Abstract:  Recent experiments demonstrate that significant demagnetization of thin ferromagnetic films can be achieved within a picosecond upon optical excitation. Within this timescale, the excited electronic system and the underlying lattice are not in equilibrium and it seems that the transient hot electron population is responsible for the change of the magnetization. It remains controversial to date, which microscopic processes are fast enough to provoke femtomagnetism. To approach these problems we combined time-, angle- and energy-resolved two-photon photoemission with spin-resolved electron detection and investigated ultrathin iron and cobalt films on Cu(100).

In purely non-relativistic electron-electron or electron-phonon scattering a spin-flip is not possible because the Coulomb operator does not act on the spin part of the electron wave-function. Electrons only undergo a spin flip in the presence of spin-orbit coupling significantly enhanced at hybridization points in the band structure. We have identified these so-called spin hot-spots by linear magnetic dichroism. Initial bulk and surface states with minority spin-character are the source for the dichroic intensities and the apparent dichroic lifetimes of the image-potential states. Excellent agreement with ab initio fully relativistic calculations of the cobalt fcc band-structure allows us to precisely determine spin-orbit hybridization points close to the Fermi level.

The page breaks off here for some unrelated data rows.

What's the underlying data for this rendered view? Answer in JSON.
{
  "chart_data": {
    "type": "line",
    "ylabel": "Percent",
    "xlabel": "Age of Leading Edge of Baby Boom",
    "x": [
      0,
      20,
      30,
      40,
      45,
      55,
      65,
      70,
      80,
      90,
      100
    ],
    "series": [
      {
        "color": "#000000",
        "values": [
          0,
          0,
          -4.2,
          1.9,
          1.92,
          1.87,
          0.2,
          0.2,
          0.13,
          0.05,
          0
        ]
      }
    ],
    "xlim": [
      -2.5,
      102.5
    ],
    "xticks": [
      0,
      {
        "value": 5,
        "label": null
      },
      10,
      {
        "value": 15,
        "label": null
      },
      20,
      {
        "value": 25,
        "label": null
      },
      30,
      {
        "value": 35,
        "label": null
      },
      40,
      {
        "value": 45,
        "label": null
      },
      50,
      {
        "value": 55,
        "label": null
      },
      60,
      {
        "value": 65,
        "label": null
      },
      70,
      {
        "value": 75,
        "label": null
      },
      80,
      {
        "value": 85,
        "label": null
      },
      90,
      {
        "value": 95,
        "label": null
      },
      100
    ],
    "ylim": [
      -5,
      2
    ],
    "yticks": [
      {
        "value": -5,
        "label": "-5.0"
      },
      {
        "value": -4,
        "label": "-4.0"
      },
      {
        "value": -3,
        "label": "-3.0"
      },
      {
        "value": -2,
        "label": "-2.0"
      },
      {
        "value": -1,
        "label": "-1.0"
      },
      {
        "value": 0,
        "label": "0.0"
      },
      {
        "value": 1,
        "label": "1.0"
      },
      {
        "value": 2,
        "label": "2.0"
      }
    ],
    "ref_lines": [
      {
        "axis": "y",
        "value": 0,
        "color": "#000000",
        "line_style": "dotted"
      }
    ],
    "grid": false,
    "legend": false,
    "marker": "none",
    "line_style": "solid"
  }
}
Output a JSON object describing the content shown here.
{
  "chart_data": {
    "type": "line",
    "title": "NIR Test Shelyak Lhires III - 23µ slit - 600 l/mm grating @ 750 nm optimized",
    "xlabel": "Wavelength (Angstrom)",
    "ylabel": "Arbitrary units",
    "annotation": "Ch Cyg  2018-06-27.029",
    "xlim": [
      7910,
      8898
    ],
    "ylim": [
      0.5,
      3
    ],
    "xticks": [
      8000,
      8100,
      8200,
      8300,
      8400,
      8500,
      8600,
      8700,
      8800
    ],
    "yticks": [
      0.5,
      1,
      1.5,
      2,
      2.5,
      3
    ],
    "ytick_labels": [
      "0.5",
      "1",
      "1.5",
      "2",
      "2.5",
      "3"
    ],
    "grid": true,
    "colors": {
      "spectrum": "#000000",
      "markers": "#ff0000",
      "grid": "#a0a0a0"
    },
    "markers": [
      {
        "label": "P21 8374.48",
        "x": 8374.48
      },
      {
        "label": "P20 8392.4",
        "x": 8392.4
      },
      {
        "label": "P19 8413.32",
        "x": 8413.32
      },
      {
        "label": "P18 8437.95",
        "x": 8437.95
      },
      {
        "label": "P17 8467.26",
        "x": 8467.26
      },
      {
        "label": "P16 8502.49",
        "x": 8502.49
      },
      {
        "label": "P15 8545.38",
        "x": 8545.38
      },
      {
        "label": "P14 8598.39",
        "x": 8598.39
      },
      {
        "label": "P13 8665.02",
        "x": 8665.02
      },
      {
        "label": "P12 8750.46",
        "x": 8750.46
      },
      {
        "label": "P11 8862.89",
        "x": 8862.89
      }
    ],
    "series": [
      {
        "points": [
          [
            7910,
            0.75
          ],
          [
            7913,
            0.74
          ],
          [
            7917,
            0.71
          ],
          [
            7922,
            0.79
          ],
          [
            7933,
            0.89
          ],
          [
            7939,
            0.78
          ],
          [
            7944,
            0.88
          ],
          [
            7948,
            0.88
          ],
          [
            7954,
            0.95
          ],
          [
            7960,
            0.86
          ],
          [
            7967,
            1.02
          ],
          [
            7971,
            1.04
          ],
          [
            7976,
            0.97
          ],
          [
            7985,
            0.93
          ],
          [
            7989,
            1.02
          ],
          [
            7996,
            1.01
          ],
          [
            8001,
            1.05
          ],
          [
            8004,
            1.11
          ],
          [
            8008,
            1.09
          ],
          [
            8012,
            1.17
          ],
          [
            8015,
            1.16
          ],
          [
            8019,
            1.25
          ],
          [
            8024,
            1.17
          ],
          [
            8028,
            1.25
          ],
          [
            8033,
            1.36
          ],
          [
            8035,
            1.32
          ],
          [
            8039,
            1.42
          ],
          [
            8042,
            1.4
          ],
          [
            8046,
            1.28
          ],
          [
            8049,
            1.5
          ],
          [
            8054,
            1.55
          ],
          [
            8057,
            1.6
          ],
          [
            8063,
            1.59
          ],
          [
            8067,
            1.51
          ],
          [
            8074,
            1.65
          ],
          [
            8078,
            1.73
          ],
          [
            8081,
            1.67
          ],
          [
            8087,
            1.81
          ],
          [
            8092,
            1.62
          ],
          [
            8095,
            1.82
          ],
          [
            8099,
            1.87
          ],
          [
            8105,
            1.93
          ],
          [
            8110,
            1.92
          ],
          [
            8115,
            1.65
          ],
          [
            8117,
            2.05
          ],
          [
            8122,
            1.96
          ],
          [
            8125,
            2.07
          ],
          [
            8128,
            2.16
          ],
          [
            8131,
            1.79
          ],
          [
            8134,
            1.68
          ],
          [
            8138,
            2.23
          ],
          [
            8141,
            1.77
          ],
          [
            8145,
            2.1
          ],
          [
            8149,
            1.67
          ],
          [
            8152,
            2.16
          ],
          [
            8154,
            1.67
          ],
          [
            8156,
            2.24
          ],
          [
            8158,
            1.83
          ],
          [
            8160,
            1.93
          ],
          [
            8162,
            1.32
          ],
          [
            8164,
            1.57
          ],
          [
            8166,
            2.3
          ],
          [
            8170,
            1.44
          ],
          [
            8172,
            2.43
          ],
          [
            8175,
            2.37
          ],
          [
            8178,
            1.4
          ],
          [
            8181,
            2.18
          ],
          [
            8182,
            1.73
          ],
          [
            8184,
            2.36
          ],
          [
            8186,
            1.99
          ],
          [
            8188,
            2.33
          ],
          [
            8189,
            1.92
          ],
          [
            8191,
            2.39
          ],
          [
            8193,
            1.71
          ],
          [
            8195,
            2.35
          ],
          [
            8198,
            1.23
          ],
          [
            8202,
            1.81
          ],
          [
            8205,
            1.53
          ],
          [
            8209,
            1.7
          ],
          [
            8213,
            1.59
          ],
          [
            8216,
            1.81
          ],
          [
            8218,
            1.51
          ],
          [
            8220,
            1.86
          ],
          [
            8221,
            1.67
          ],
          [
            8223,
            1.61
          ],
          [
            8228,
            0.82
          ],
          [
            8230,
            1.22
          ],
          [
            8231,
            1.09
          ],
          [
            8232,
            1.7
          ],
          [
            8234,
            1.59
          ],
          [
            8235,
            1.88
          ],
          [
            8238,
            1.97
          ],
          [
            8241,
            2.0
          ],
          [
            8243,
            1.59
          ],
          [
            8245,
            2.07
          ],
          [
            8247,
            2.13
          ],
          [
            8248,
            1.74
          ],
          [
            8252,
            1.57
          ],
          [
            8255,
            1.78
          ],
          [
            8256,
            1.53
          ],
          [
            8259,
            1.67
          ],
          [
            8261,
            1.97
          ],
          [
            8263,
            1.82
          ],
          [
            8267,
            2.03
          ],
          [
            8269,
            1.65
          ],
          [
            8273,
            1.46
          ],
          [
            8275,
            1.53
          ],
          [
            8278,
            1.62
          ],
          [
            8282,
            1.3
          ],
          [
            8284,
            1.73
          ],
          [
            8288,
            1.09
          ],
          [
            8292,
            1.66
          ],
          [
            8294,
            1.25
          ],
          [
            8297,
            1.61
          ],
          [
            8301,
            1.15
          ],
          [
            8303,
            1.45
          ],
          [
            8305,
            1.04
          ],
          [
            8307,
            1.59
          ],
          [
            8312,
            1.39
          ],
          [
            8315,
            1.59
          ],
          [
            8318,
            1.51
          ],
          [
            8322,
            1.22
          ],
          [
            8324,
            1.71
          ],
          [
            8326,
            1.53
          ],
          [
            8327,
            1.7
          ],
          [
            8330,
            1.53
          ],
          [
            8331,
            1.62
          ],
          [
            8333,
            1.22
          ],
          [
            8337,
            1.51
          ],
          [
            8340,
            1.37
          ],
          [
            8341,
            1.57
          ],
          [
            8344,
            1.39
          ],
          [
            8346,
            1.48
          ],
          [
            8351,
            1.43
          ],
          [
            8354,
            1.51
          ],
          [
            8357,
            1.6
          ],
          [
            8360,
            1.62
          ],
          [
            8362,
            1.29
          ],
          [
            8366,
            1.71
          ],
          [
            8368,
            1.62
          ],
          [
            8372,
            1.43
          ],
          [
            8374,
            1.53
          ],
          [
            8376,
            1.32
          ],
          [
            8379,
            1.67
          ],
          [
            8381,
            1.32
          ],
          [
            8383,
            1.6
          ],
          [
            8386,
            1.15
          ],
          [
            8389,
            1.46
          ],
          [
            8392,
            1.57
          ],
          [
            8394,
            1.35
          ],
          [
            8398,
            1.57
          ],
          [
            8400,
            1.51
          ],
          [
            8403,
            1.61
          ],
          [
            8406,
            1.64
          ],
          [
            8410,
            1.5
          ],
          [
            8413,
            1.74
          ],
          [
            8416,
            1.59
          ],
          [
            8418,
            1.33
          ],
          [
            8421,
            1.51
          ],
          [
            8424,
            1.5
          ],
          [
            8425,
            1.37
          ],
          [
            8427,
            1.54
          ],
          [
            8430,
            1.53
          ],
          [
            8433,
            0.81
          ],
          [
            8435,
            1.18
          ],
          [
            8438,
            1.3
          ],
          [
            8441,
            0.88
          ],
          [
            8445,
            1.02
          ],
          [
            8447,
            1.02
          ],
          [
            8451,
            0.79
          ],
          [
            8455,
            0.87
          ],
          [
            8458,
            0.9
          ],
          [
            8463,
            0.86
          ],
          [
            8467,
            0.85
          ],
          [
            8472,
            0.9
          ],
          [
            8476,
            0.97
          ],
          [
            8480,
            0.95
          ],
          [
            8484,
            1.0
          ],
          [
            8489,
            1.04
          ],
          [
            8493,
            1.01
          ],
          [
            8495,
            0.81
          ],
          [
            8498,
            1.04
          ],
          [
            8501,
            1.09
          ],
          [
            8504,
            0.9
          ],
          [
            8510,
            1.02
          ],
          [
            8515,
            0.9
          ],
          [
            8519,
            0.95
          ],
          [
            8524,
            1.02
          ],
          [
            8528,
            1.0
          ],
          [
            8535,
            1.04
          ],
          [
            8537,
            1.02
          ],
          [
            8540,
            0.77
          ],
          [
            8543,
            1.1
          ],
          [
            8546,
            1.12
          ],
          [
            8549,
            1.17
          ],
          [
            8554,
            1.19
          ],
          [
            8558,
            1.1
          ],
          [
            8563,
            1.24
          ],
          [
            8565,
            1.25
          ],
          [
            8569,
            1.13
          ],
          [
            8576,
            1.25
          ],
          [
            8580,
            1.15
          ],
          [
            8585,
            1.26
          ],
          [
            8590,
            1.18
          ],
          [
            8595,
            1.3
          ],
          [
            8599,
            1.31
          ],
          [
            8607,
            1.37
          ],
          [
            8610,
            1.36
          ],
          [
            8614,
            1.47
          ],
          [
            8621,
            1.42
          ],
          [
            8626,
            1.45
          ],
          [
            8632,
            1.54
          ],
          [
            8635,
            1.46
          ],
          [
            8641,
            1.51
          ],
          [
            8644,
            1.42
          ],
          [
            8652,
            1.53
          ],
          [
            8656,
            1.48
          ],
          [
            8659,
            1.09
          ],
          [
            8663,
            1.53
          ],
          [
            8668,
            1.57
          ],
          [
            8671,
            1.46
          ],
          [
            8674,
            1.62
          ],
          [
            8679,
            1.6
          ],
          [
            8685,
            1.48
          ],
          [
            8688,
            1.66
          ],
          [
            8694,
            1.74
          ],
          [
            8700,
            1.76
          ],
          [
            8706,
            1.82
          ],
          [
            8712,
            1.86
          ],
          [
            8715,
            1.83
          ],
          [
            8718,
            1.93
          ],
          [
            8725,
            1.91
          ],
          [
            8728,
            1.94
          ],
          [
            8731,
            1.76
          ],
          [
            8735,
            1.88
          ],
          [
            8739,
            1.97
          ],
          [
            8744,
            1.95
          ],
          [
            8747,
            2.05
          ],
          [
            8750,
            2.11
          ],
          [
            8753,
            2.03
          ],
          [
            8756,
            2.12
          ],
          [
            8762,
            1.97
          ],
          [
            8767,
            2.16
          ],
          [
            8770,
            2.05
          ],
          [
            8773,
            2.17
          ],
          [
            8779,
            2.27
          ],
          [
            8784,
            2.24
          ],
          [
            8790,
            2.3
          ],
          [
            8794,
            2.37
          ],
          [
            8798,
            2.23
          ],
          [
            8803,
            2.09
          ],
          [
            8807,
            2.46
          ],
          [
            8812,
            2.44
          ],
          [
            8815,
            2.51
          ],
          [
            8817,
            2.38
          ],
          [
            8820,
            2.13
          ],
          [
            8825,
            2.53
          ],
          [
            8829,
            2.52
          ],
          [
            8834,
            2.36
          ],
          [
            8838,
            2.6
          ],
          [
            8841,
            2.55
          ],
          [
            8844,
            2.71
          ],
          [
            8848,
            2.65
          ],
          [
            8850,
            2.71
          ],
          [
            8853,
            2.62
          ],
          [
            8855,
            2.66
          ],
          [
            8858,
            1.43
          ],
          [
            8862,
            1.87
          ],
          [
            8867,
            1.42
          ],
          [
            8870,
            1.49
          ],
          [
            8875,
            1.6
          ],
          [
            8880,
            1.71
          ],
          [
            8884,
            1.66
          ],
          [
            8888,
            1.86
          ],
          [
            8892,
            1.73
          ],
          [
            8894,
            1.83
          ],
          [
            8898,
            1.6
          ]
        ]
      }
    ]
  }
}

Experimental access to the spin-dependent relaxation processes of low-energy electrons in d-band ferromagnets proves a challenge, as the dynamics occur on the femtosecond timescale and it is difficult to distinguish between refilling and the various scattering processes. For these purposes the well-defined dispersing image-potential-state electron can be employed as test charge or primary electron. While at the minimum of the image- potential band the decay rate is determined by the strongly spin-dependent density of d-states, the increase of the decay rate with energy above the band bottom is governed by spin-independent states only. We observe twice the increase in decay rate for minority-spin electrons than for majority-spin electrons on thin iron films. The factor of two is explained if electron magnon scattering is included. Then minority-spin electrons may also scatter into the majority-spin bands via magnon emission and thus gain twice the phase space of their majority-spin counterparts. These magnon-enhanced electron scattering processes allow for transfer of angular momentum of hot electrons on a femtosecond timescale.